Our distinguished panel of experts include:
Our distinguished panel of experts include:
Ambassador Timothy Carney
Ambassador Timothy Carney is a career diplomat, Ambassador Carney served the State Department in Vietnam, Cambodia, Indonesia, Thailand, South Africa, and Lesotho in addition to acting as the United States Ambassador to Sudan (1995-1997) and Haiti (1998-1999). Prior to that, Ambassador Carney was involved in several UN peacekeeping missions, including UNTAC in Cambodia, UNOSOM II in Somalia, and UNOMSA in South Africa, and served on President George Bush’s National Security Council staff. Since his retirement, he has remained active in the Middle East. He spent six months in Afghanistan in 2009 leading a U.S. government team to support the elections there.
Professor John Wood
John Wood is an Associate Professor at NDU’s Near East South Asia Center for Strategic Studies. Previously, he served as the National Security Council’s Senior Director for Afghanistan, from 2007 to 2009, as the Pentagon’s Assistant Deputy Director for Politico-Military Affairs – Asia, on the Joint Staff, and as an Armor officer in the US Army, retiring as a Colonel. Professor Wood is also the co-author of From Kabul to Baghdad and Back: The U.S. at War in Afghanistan and Iraq.
Courtney Cooper is a career civil servant who most recently served on the National Security Council staff as director for Afghanistan, leading a range of U.S. policy efforts and advising senior White House officials on South Asia political issues. Since 2005, she has worked in various foreign policy roles within the government on international trade, economic development, and national security issues, including postings in South Asia. Cooper holds BA degrees in political science and international affairs from the University of Arizona and a MA in international affairs from George Washington University
Johnny Walsh is a senior expert on Afghanistan, focusing on the Afghan peace process. Mr. Walsh has served as a diplomat with the U.S. Department of State, most recently as the lead advisor on the Afghan peace process in the Bureau of South and Central Asian Affairs. He was also the senior policy advisor for South Asia, the Middle East, and counterterrorism at the U.S. Mission to the United Nations. From 2010-2014, he worked on Afghanistan and Pakistan in various capacities at State, including an assignment in Kandahar at the height of the U.S. troop surge. Mr. Walsh has extensive additional experience on Iraq (including a year at U.S. Embassy Baghdad), Yemen, the Arabian Peninsula, and North Africa.
Ahmad Shah Mohibi
Ahmad Shah Mohibi is founder and president of Rise to Peace. He brings more than 12 years’ experience working with the United States and Afghan governments alongside the international community to help in a concerted mission – to combat terrorism and encourage democracy and stability in tumultuous regions.

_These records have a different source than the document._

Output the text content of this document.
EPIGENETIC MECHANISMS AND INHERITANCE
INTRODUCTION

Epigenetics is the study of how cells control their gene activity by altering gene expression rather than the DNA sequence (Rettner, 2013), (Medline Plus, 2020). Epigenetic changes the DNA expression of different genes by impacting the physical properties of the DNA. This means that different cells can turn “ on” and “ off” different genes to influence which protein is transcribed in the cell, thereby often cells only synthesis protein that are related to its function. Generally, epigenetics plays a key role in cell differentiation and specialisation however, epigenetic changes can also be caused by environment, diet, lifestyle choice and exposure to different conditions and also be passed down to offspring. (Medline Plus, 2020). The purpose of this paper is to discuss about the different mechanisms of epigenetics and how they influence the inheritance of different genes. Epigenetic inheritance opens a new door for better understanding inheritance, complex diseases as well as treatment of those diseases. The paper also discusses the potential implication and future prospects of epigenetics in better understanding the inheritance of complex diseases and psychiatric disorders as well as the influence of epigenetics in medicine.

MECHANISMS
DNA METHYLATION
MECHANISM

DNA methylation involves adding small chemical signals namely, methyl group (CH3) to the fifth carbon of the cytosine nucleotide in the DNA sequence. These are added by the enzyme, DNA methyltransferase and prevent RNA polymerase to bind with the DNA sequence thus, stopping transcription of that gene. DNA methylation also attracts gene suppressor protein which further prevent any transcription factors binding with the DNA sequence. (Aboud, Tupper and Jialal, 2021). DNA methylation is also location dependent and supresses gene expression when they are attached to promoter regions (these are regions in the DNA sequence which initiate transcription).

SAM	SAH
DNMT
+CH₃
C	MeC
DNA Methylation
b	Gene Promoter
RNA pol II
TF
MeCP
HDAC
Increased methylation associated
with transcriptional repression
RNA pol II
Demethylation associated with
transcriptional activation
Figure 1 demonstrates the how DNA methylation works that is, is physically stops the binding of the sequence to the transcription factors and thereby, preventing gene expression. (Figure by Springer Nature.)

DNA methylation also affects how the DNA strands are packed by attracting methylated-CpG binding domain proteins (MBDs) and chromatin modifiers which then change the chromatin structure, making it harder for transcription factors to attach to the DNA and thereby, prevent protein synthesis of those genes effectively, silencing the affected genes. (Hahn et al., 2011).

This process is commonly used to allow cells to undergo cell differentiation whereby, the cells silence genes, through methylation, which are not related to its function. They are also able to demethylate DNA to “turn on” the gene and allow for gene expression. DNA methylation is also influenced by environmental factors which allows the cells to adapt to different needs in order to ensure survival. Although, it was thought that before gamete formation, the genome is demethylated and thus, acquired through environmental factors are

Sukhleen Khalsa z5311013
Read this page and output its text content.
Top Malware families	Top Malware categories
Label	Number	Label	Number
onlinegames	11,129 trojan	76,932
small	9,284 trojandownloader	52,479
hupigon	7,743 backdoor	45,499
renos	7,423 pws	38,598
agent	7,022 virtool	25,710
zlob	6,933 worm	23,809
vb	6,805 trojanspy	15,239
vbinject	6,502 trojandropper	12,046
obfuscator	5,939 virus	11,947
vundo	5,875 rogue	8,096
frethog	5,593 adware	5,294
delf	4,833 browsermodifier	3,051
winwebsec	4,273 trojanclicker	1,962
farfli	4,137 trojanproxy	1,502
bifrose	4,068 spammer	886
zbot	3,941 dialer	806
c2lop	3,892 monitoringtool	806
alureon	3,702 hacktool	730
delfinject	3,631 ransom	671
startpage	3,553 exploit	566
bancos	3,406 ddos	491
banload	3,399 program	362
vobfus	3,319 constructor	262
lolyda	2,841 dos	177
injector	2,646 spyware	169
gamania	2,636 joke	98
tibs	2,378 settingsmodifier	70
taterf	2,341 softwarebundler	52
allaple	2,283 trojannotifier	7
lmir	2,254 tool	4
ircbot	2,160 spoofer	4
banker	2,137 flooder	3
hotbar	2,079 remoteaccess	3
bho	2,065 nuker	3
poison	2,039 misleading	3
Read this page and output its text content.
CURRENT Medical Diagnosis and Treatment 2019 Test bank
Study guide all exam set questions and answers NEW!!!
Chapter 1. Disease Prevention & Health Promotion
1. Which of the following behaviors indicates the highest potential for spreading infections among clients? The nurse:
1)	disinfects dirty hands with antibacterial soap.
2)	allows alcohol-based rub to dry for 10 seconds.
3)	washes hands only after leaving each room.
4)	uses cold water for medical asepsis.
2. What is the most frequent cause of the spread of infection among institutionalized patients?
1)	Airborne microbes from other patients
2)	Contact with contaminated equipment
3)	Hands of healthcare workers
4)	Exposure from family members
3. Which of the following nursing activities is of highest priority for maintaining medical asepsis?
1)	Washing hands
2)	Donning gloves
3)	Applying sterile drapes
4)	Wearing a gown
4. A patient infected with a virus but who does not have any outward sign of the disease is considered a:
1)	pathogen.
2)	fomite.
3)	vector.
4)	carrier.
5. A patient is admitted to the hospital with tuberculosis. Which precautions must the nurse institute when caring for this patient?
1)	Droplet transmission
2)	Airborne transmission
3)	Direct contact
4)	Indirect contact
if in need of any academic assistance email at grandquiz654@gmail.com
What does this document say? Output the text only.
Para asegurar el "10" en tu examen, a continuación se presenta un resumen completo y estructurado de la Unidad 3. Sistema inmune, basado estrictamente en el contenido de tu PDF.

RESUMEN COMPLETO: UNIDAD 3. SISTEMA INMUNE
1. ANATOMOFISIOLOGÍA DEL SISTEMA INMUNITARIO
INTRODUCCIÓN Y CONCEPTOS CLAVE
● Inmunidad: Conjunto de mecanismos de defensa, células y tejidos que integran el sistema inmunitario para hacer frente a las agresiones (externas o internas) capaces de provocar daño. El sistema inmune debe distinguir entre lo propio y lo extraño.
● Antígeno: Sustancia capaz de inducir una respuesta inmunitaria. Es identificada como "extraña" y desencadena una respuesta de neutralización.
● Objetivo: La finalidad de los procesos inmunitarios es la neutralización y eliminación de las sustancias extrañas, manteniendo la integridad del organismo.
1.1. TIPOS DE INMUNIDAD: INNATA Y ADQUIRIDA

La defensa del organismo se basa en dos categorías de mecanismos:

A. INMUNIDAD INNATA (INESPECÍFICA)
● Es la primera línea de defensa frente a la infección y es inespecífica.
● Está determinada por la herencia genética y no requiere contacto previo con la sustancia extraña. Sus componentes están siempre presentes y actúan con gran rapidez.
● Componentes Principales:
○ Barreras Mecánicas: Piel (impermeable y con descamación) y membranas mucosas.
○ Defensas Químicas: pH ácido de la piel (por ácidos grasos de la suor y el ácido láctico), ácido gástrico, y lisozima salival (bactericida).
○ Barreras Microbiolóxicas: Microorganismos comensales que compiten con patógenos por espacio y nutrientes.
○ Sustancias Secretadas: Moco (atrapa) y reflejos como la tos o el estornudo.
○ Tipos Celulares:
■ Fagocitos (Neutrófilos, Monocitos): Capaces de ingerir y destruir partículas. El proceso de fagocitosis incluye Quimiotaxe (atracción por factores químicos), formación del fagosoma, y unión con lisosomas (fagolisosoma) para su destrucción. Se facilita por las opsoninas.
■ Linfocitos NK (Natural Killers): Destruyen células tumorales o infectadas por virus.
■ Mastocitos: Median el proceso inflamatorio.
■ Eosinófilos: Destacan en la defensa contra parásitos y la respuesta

Ahmad has traveled to remote areas of Asia and the Middle East, from Pakistan, Afghanistan, Turkey, and Tajikistan, to Mongolia; as well as countries in Africa, to conduct humanitarian work. He started working at the age of 15, supporting the U.S. Government’s “Operation Enduring Freedom”. Ahmad is an International Relations Analyst and regularly provides commentary to humanitarian and international media outlets including TOLOnews, Ariana News and Voice of America. He regularly speaks at discussion panels on U.S. policy and foreign relations to engage the public and share his expertise and knowledge on Afghanistan, the Middle East, and counter-terrorism. He is a regular participant in community gatherings, where he engages with the growing community of individuals interested in finding solutions to civil and political injustices.
Michael R. Sherwin, Moderator
Michael R. Sherwin, an Assistant United States Attorney with the U. S. Department of Justice, has extensive experience in national security investigations and counterterrorism cases. Prior to becoming a federal prosecutor, Michael was an intelligence officer in the U.S. Navy, where he served throughout the Middle East in support of Operation Enduring Freedom (Afghanistan) and Operation Iraqi Freedom.